さらに、内封されているショップカードは「しおり」に見立てたデザインだそう。細部にまでこだわって、「本」を再現しようとしているのが伝わってくるパッケージデザインです。

分析と個人的見解

「フィナンシェ」は「書斎シリーズ」と銘打たれた同ホテルオリジナルスイーツの一つですが、ホテルのスイーツになぜ書斎なのか疑問に思われるかもしれません。もちろん、これにはきちんとした理由があります。

ホテルの最寄り駅でもある「御茶ノ水」といえば、出版社が多く建つ「神田」や「神保町」に近い地。そのおかげで、創業当初より“文化人のホテル”として親しまれてきたという歴史はあまりにも有名です。かの川端康成や三島由紀夫、池波正太郎などの文豪に愛されたほか、数多くの作家がここで「カンヅメ」になり執筆活動に励んだといいます。また、ホテルの公式ホームページには、その歴史の一端に触れている文章も掲載されていました。

「メールもファックスもない時代には、締切前になると、ホテルロビーには原稿を待つ出版社の方々で溢れかえっていたそうです。また、かつて芥川賞を受賞した作家たちがほとんどここで受賞後第一作を執筆するという「文化人のホテル」としても知られます。」

(山の上ホテル公式ホームページより https://www.yamanoue-hotel.co.jp/concept/

また、三島由紀夫はこのような言葉を残しているとも書かれています。

「東京の真中にかういう静かな宿があるとは思わなかった。設備も清潔を極め、サービスもまだ少し素人っぽい処が実にいい。ねがはくは、ここが有名になりすぎたり、はやりすぎたりしませんやうに」

(山の上ホテル公式ホームページより https://www.yamanoue-hotel.co.jp/concept/

「フィナンシェ」を含む「書斎シリーズ」のパッケージ制作を担当したのは、これまでに数々のデザイン賞を受賞し、世界的に活躍する人気デザイナー佐藤オオキ氏率いるデザインオフィスnendoです。佐藤氏はホテルのリニューアルに合わせて、オリジナルスイーツのパッケージを一新する際に商品ごとにバラバラだったデザインを「書斎」というモチーフで統一。「文化人に愛された」というホテルのコンセプトを見事に具現化した素晴らしいパッケージに仕上げました。

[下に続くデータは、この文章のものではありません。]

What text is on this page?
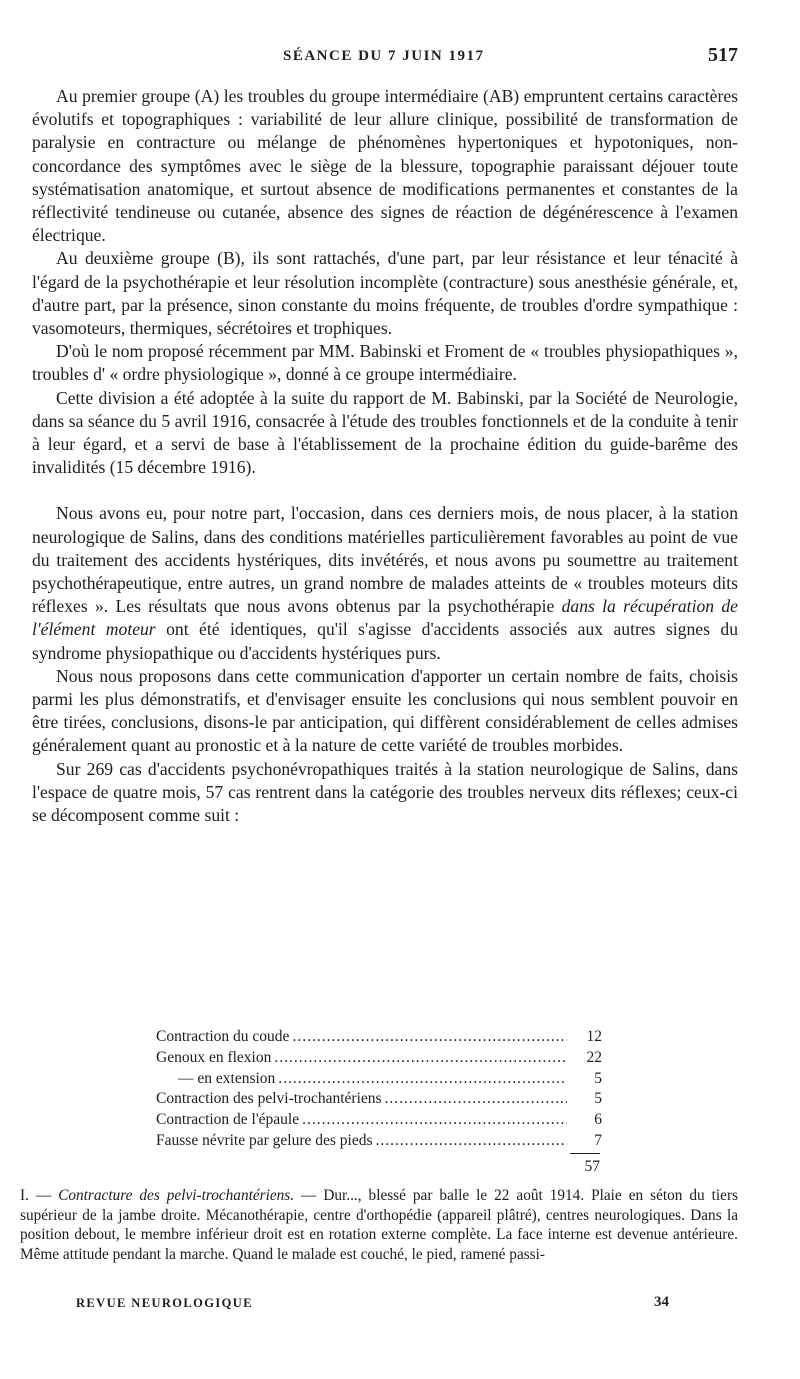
SÉANCE DU 7 JUIN 1917	517

Au premier groupe (A) les troubles du groupe intermédiaire (AB) empruntent certains caractères évolutifs et topographiques : variabilité de leur allure clinique, possibilité de transformation de paralysie en contracture ou mélange de phénomènes hypertoniques et hypotoniques, non-concordance des symptômes avec le siège de la blessure, topographie paraissant déjouer toute systématisation anatomique, et surtout absence de modifications permanentes et constantes de la réflectivité tendineuse ou cutanée, absence des signes de réaction de dégénérescence à l'examen électrique.

Au deuxième groupe (B), ils sont rattachés, d'une part, par leur résistance et leur ténacité à l'égard de la psychothérapie et leur résolution incomplète (contracture) sous anesthésie générale, et, d'autre part, par la présence, sinon constante du moins fréquente, de troubles d'ordre sympathique : vasomoteurs, thermiques, sécrétoires et trophiques.

D'où le nom proposé récemment par MM. Babinski et Froment de « troubles physiopathiques », troubles d' « ordre physiologique », donné à ce groupe intermédiaire.

Cette division a été adoptée à la suite du rapport de M. Babinski, par la Société de Neurologie, dans sa séance du 5 avril 1916, consacrée à l'étude des troubles fonctionnels et de la conduite à tenir à leur égard, et a servi de base à l'établissement de la prochaine édition du guide-barême des invalidités (15 décembre 1916).

Nous avons eu, pour notre part, l'occasion, dans ces derniers mois, de nous placer, à la station neurologique de Salins, dans des conditions matérielles particulièrement favorables au point de vue du traitement des accidents hystériques, dits invétérés, et nous avons pu soumettre au traitement psychothérapeutique, entre autres, un grand nombre de malades atteints de « troubles moteurs dits réflexes ». Les résultats que nous avons obtenus par la psychothérapie dans la récupération de l'élément moteur ont été identiques, qu'il s'agisse d'accidents associés aux autres signes du syndrome physiopathique ou d'accidents hystériques purs.

Nous nous proposons dans cette communication d'apporter un certain nombre de faits, choisis parmi les plus démonstratifs, et d'envisager ensuite les conclusions qui nous semblent pouvoir en être tirées, conclusions, disons-le par anticipation, qui diffèrent considérablement de celles admises généralement quant au pronostic et à la nature de cette variété de troubles morbides.

Sur 269 cas d'accidents psychonévropathiques traités à la station neurologique de Salins, dans l'espace de quatre mois, 57 cas rentrent dans la catégorie des troubles nerveux dits réflexes; ceux-ci se décomposent comme suit :

Contraction du coude .....	12
Genoux en flexion .....	22
— en extension .....	5
Contraction des pelvi-trochantériens .....	5
Contraction de l'épaule .....	6
Fausse névrite par gelure des pieds .....	7
57
I. — Contracture des pelvi-trochantériens. — Dur..., blessé par balle le 22 août 1914. Plaie en séton du tiers supérieur de la jambe droite. Mécanothérapie, centre d'orthopédie (appareil plâtré), centres neurologiques. Dans la position debout, le membre inférieur droit est en rotation externe complète. La face interne est devenue antérieure. Même attitude pendant la marche. Quand le malade est couché, le pied, ramené passi-
REVUE NEUROLOGIQUE	34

このパッケージには、Twitterでも多く称賛の声が上がっています。

「数々の文豪に愛された山の上ホテルならではのギフトですね」(@littleroomsjpさん)

「再利用したくなるクラシックなデザインが魅力的!」(@haconiwa_magさん)

「文豪たちに愛されたホテルならではの世界観で、とても良いなぁ」(@kobamiho52cさん)

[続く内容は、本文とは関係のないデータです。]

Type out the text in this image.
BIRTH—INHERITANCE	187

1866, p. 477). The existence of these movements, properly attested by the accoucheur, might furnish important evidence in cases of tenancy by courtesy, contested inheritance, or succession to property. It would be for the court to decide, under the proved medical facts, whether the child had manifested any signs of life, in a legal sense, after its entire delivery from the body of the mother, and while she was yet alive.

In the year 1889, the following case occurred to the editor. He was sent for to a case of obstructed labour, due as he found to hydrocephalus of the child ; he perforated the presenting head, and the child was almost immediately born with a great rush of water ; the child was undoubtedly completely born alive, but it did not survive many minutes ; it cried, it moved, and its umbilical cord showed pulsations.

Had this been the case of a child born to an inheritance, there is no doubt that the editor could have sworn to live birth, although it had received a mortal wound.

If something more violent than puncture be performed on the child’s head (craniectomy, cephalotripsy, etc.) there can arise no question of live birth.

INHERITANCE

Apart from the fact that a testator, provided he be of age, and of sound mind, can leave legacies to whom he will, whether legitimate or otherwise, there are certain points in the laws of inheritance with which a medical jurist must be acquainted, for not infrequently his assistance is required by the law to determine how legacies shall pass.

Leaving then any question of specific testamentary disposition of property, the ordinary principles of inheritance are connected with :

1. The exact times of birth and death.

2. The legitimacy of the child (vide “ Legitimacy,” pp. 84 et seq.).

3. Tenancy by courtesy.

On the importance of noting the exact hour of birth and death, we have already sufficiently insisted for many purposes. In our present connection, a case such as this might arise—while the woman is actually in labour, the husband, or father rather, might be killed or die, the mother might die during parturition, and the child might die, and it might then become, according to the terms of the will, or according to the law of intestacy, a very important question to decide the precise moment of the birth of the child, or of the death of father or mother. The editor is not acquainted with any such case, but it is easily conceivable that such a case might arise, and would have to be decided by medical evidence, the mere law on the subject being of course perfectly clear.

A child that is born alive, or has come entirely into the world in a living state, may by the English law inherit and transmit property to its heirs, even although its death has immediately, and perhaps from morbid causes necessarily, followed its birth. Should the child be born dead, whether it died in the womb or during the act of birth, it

「ブックケースのフィナンシェとか…。空いたらなにに使おう」(@m_kotonariさん)

中身を食べ終えた後は、小物入れとしても使える仕様も素敵なポイント。飲料容器古紙などのリサイクル素材を原材料に使用しており、環境にもやさしいパッケージなのだそうです。お菓子を食べた後も捨てず、パッケージまで無駄にしない。本物の本のようにいつまでも手元に置いておける、あらゆる面で文化的なパッケージと言えるでしょう。